Unlike other AI courses, this course is specifically tailored for Node.js developers, focusing on practical implementation of AI in a Node.js setting. It covers both OpenAI and LangChain frameworks, providing a comprehensive approach to generative AI. The course also includes unique components like setting up a ChromaDB server with Docker and managing Pinecone indices, which are not commonly covered in general AI courses.
What specific tools and platforms are covered in the course?
The course extensively covers OpenAI APIs and services, as introduced in lesson 6. It also includes working with vector databases like ChromaDB and Pinecone, set up through Docker. The LangChain section covers prompt templates, parsers, and loaders for different data types, such as web and PDF files.

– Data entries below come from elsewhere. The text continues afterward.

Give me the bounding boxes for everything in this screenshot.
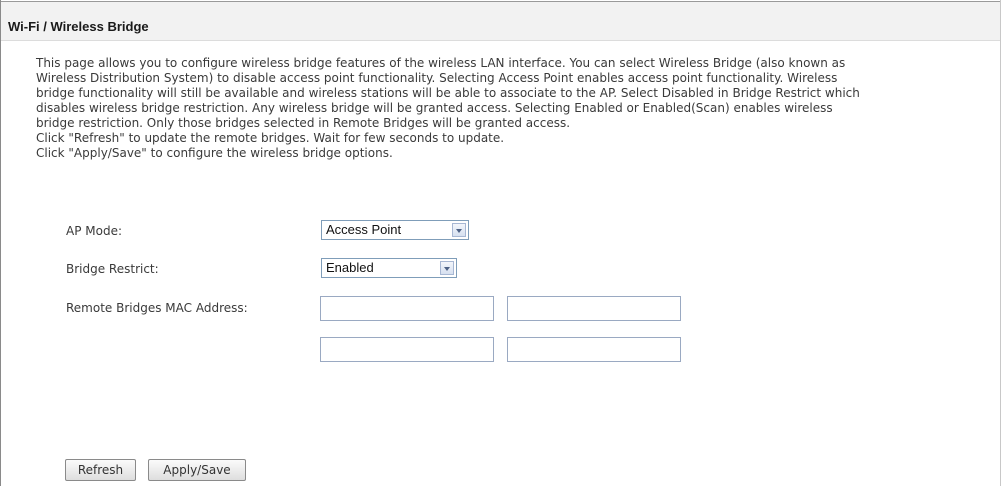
chevron-down-icon[interactable] [452,223,466,237]
chevron-down-icon[interactable] [440,261,454,275]
description-line: This page allows you to configure wirele… [36,56,846,70]
description-line: Click "Apply/Save" to configure the wire… [36,146,393,160]
description-line: disables wireless bridge restriction. An… [36,101,833,115]
description-line: bridge restriction. Only those bridges s… [36,116,571,130]
ap-mode-value: Access Point [326,222,402,237]
description-line: Wireless Distribution System) to disable… [36,71,838,85]
bridge-restrict-value: Enabled [326,260,374,275]
apply-save-button[interactable]: Apply/Save [148,459,246,481]
ap-mode-select[interactable]: Access Point [321,220,469,240]
header-bar [1,1,1000,41]
page-description: This page allows you to configure wirele… [36,56,1000,161]
bridge-restrict-label: Bridge Restrict: [66,262,159,276]
remote-mac-input-4[interactable] [507,337,681,362]
remote-mac-input-1[interactable] [320,296,494,321]
remote-mac-label: Remote Bridges MAC Address: [66,301,248,315]
remote-mac-input-3[interactable] [320,337,494,362]
page-title: Wi-Fi / Wireless Bridge [8,19,149,34]
ap-mode-label: AP Mode: [66,224,122,238]
description-line: Click "Refresh" to update the remote bri… [36,131,505,145]
bridge-restrict-select[interactable]: Enabled [321,258,457,278]
description-line: bridge functionality will still be avail… [36,86,860,100]
refresh-button[interactable]: Refresh [65,459,136,481]
remote-mac-input-2[interactable] [507,296,681,321]
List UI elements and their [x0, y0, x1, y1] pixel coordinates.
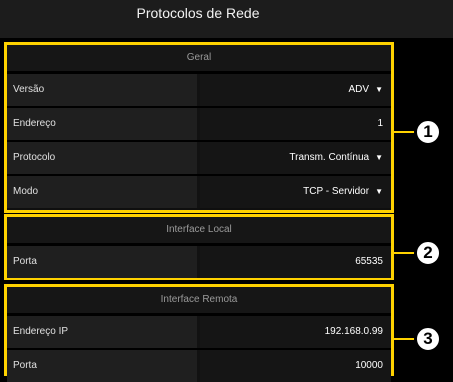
callout-connector-3 — [394, 338, 416, 340]
field-value: ADV — [348, 84, 370, 95]
address-field[interactable]: 1 — [200, 108, 391, 140]
field-value: 192.168.0.99 — [324, 326, 383, 337]
row-address[interactable]: Endereço 1 — [7, 106, 391, 140]
version-select[interactable]: ADV ▼ — [200, 74, 391, 106]
field-value: 1 — [377, 118, 383, 129]
caret-down-icon: ▼ — [375, 153, 383, 162]
row-mode[interactable]: Modo TCP - Servidor ▼ — [7, 174, 391, 208]
field-label: Versão — [7, 74, 197, 106]
callout-connector-1 — [394, 131, 416, 133]
row-protocol[interactable]: Protocolo Transm. Contínua ▼ — [7, 140, 391, 174]
callout-badge-3: 3 — [414, 325, 442, 353]
field-value: TCP - Servidor — [303, 186, 370, 197]
field-label: Porta — [7, 246, 197, 278]
section-title-general: Geral — [7, 45, 391, 72]
section-general: Geral Versão ADV ▼ Endereço 1 Protocolo T… — [4, 42, 394, 213]
mode-select[interactable]: TCP - Servidor ▼ — [200, 176, 391, 208]
callout-badge-1: 1 — [414, 118, 442, 146]
page-title: Protocolos de Rede — [136, 5, 260, 21]
title-bar: Protocolos de Rede — [0, 0, 453, 38]
section-title-remote: Interface Remota — [7, 287, 391, 314]
callout-connector-2 — [394, 252, 416, 254]
caret-down-icon: ▼ — [375, 187, 383, 196]
local-port-field[interactable]: 65535 — [200, 246, 391, 278]
field-label: Porta — [7, 350, 197, 382]
field-label: Modo — [7, 176, 197, 208]
caret-down-icon: ▼ — [375, 85, 383, 94]
remote-port-field[interactable]: 10000 — [200, 350, 391, 382]
protocol-select[interactable]: Transm. Contínua ▼ — [200, 142, 391, 174]
section-title-local: Interface Local — [7, 217, 391, 244]
field-label: Protocolo — [7, 142, 197, 174]
remote-ip-field[interactable]: 192.168.0.99 — [200, 316, 391, 348]
row-remote-port[interactable]: Porta 10000 — [7, 348, 391, 382]
section-remote-interface: Interface Remota Endereço IP 192.168.0.9… — [4, 284, 394, 382]
row-version[interactable]: Versão ADV ▼ — [7, 72, 391, 106]
section-local-interface: Interface Local Porta 65535 — [4, 214, 394, 280]
field-label: Endereço — [7, 108, 197, 140]
field-value: 10000 — [355, 360, 383, 371]
field-label: Endereço IP — [7, 316, 197, 348]
row-local-port[interactable]: Porta 65535 — [7, 244, 391, 278]
field-value: Transm. Contínua — [289, 152, 370, 163]
row-remote-ip[interactable]: Endereço IP 192.168.0.99 — [7, 314, 391, 348]
field-value: 65535 — [355, 256, 383, 267]
callout-badge-2: 2 — [414, 239, 442, 267]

Additionally, it explores the Hugging Face API for running local AI models.
What topics are not covered in this course?
While the course provides a deep dive into AI applications within a Node.js environment, it does not cover machine learning theory or non-Node.js specific AI implementations. It focuses on practical applications rather than theoretical foundations. Advanced data science topics, such as neural network training or statistical analysis, are not part of the curriculum.
What is the expected time commitment for this course?
The course consists of 85 lessons, with a focus on practical application and hands-on projects. While the total runtime is not specified, students should be prepared to invest time in setting up tools, understanding OpenAI request parameters, and implementing the various projects, including the ChatGPT clone and LangChain applications. Allocating regular study sessions will help manage the content effectively.